South Korea pardons Jay Y Lee of Samsung in an effort to boost the economy



South Korea pardons Jay Y Lee of Samsung in an effort to boost the economy

A five-year restriction on Lee maintaining a formal position at Samsung has been lifted thanks to the special pardon for the billionaire, who was twice sentenced to prison but has been out on parole since last year. On hearing the news, the company’s shares increased by 1% in Seoul.

Following the granting of his pardon, Lee declared, “I will work harder and carry out my responsibilities as an entrepreneur.” Through ongoing investment and the development of jobs for young people, I will support the economy and live up to the hopes of the public and the government.

Since his father’s heart attack-related coma in 2014, Lee has been acting as Samsung’s de facto chairman. The elder Lee passed away in 2020.

For embezzlement and bribery, Lee, also known as Jay Y. Lee, was given a five-year jail term in August 2017. However, after less than a year, in 2018, an appeals court delayed the sentence and dismissed part of the allegations.

Lee was nonetheless sent to jail in January 2021 after the Seoul High Court judged him guilty of embezzlement and corruption and sentenced him to two and a half years without a suspension. On August 1, 2017, on Liberation Day, he was granted parole.

Shin Dong-bin, the chairman of Lotte Group, and two other businessmen were also a part of the group President Yoon Suk Yeol pardoned or restored, in addition to Lee.

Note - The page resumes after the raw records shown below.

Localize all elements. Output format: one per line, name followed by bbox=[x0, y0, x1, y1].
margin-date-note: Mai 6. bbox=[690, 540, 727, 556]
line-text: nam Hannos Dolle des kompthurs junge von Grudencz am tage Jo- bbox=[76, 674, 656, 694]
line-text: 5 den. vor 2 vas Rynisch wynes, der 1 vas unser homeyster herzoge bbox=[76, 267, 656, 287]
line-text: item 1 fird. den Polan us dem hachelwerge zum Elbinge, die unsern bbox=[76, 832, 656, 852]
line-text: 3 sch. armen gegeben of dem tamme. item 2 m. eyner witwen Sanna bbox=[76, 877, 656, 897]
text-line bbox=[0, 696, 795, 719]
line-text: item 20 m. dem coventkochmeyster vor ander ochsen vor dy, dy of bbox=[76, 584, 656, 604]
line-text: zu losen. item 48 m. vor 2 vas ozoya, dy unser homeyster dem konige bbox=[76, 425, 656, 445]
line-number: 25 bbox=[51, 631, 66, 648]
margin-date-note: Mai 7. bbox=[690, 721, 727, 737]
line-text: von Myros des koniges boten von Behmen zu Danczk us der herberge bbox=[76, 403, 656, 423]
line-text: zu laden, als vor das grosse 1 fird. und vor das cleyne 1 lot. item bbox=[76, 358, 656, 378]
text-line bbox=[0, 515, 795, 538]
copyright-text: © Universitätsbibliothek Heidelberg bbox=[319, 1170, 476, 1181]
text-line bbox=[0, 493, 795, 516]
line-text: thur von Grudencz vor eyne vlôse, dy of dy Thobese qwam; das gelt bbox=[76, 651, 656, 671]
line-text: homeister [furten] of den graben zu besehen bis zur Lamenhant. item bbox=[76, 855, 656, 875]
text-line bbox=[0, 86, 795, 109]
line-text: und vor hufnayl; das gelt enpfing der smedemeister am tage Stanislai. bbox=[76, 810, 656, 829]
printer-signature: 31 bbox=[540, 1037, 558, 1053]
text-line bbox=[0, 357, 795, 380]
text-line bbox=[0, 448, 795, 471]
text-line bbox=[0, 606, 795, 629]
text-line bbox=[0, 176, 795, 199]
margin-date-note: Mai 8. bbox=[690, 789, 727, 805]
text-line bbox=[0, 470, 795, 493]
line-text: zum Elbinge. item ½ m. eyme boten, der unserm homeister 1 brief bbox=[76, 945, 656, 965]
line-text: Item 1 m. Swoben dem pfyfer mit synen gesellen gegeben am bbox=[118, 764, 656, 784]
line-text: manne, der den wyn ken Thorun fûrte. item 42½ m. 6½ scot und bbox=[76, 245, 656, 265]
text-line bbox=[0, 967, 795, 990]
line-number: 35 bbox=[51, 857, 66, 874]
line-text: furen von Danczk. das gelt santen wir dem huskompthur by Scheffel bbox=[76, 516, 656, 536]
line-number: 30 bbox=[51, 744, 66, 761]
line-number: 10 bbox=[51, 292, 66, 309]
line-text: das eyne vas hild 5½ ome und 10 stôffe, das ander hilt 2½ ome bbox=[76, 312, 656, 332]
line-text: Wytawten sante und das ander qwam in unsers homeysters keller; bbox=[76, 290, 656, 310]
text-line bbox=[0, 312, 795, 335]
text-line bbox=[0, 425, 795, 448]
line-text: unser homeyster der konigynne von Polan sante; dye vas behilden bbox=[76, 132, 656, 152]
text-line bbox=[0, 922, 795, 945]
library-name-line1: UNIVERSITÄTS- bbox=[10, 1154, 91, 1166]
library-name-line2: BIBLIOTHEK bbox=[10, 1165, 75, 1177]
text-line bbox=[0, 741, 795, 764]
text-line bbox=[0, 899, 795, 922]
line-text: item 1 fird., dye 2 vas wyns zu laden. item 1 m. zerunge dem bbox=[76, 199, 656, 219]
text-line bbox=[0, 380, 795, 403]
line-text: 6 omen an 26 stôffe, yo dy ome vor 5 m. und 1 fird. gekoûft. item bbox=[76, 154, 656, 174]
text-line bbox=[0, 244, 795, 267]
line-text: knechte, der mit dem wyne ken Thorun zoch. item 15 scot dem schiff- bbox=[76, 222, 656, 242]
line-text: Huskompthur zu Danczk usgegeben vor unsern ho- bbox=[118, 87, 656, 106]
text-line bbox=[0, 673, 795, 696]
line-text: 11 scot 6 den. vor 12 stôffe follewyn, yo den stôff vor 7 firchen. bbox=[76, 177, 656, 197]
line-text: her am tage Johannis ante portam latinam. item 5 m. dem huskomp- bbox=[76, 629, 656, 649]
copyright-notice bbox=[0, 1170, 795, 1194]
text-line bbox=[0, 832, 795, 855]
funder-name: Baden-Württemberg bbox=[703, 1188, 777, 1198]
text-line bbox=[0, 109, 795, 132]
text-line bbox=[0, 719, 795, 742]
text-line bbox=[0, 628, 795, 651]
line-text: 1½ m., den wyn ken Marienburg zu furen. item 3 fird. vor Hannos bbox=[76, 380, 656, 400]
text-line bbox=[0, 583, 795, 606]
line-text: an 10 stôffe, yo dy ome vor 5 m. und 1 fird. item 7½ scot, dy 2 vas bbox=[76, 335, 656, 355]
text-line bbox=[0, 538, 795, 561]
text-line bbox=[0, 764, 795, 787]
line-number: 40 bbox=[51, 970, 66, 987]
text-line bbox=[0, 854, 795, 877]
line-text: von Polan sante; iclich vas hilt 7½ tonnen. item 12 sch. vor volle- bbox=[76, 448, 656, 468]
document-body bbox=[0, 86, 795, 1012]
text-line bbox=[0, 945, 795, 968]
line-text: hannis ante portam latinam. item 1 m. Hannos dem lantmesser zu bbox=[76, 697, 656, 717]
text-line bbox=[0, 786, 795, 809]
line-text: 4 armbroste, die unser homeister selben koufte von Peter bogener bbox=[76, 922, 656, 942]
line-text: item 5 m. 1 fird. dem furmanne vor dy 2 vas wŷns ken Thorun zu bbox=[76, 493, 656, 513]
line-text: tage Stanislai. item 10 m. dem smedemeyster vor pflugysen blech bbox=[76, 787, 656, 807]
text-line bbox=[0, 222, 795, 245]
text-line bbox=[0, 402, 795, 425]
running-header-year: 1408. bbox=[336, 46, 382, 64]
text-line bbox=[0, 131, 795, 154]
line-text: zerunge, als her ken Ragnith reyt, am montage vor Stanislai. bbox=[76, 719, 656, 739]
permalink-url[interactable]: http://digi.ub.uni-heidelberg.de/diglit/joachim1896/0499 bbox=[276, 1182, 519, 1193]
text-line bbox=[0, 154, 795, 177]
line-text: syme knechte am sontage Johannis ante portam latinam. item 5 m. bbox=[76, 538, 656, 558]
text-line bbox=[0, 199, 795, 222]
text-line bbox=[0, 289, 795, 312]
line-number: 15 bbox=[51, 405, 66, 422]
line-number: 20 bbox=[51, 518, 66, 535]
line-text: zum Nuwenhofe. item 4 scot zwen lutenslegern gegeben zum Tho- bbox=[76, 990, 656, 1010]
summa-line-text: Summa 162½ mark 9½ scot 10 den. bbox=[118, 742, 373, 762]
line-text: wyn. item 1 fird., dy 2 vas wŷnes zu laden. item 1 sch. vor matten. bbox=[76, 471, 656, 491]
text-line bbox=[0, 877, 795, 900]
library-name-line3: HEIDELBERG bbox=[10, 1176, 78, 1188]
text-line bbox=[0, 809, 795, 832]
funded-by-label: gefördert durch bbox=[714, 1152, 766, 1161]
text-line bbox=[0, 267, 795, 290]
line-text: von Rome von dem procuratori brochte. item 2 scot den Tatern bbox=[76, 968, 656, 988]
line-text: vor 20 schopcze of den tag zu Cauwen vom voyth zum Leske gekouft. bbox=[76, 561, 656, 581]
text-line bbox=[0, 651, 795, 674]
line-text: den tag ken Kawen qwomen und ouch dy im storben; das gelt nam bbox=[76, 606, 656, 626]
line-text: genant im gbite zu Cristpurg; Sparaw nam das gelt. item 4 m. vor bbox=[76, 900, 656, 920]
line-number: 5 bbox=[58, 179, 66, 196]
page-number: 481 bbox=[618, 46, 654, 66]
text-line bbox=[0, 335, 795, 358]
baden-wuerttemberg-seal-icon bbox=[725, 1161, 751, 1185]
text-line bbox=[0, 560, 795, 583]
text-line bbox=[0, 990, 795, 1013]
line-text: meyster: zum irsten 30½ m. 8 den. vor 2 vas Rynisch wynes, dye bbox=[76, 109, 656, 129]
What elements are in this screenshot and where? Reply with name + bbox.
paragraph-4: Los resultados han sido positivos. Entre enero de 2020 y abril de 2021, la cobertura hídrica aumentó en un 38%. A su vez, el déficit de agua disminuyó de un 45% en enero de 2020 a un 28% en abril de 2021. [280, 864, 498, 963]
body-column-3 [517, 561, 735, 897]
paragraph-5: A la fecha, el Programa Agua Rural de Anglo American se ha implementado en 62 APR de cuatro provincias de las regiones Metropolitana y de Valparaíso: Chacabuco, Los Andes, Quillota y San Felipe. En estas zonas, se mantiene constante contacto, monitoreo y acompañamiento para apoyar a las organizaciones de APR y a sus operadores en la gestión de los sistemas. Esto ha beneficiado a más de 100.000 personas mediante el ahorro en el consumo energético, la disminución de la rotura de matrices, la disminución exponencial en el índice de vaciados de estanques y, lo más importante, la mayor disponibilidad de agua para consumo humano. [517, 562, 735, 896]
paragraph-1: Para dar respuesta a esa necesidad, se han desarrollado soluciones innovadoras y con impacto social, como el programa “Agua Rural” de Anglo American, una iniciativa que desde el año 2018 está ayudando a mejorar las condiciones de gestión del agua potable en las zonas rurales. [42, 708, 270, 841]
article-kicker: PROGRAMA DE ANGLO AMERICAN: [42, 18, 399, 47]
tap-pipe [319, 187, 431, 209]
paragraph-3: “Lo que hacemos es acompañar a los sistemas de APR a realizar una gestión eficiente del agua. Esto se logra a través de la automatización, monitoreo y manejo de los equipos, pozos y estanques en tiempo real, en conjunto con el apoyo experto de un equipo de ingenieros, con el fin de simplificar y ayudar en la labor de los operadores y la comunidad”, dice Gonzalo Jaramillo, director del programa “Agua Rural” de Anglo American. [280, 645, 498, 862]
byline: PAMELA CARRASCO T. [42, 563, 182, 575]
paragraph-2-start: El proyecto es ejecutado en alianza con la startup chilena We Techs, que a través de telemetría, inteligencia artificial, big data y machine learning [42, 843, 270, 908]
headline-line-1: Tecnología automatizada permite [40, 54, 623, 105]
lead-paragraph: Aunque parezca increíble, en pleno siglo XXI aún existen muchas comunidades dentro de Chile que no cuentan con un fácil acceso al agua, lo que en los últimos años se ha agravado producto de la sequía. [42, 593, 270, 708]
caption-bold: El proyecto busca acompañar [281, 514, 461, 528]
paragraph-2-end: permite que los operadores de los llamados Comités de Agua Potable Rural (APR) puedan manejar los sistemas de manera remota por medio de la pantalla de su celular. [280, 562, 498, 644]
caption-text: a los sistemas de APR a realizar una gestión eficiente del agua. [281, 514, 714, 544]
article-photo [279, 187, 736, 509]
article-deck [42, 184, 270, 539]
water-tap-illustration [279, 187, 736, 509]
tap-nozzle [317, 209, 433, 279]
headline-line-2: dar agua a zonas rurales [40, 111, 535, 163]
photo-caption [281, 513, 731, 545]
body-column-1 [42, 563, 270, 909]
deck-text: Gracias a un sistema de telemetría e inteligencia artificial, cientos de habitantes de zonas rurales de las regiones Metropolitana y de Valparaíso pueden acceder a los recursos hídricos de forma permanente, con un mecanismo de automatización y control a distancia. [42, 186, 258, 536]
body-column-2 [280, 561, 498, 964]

“To overcome the economic crisis by rejuvenating the economy, Samsung’s Vice Chairman Lee Jae-Yong, whose term has recently expired, will be restored,” said South Korea’s Justice Minister Han Dong-hoon on Friday.

Despite a shaky economic climate made worse by ongoing supply chain problems and the conflict in Ukraine, Samsung has announced some audacious investment plans for this year. The South Korean conglomerate said in May that over the next five years, it would invest more than $350 billion in its companies and add tens of thousands of new jobs.

South Korea pardons Jay Y Lee of Samsung in an effort to boost the economy


Lee has no constraints on his employment

Lee may now work without limitations, thanks to the pardon. According to South Korean legislation, even after serving a jail sentence, a person who is found guilty of embezzlement or breach of trust amounting to more than 500 million Korean won ($384,101) is prohibited from working for a corporation connected to the crime for five years.

The employment limitations on Lee will be lifted upon reinstatement. His legal issues, though, could still be ongoing.

He will stand trial separately for the contentious 2015 merger that gave him more power over the business. Indicted in 2020 on allegations including illicit transactions, stock manipulation, and perjury were eleven Samsung executives, including Lee. This matter is still open.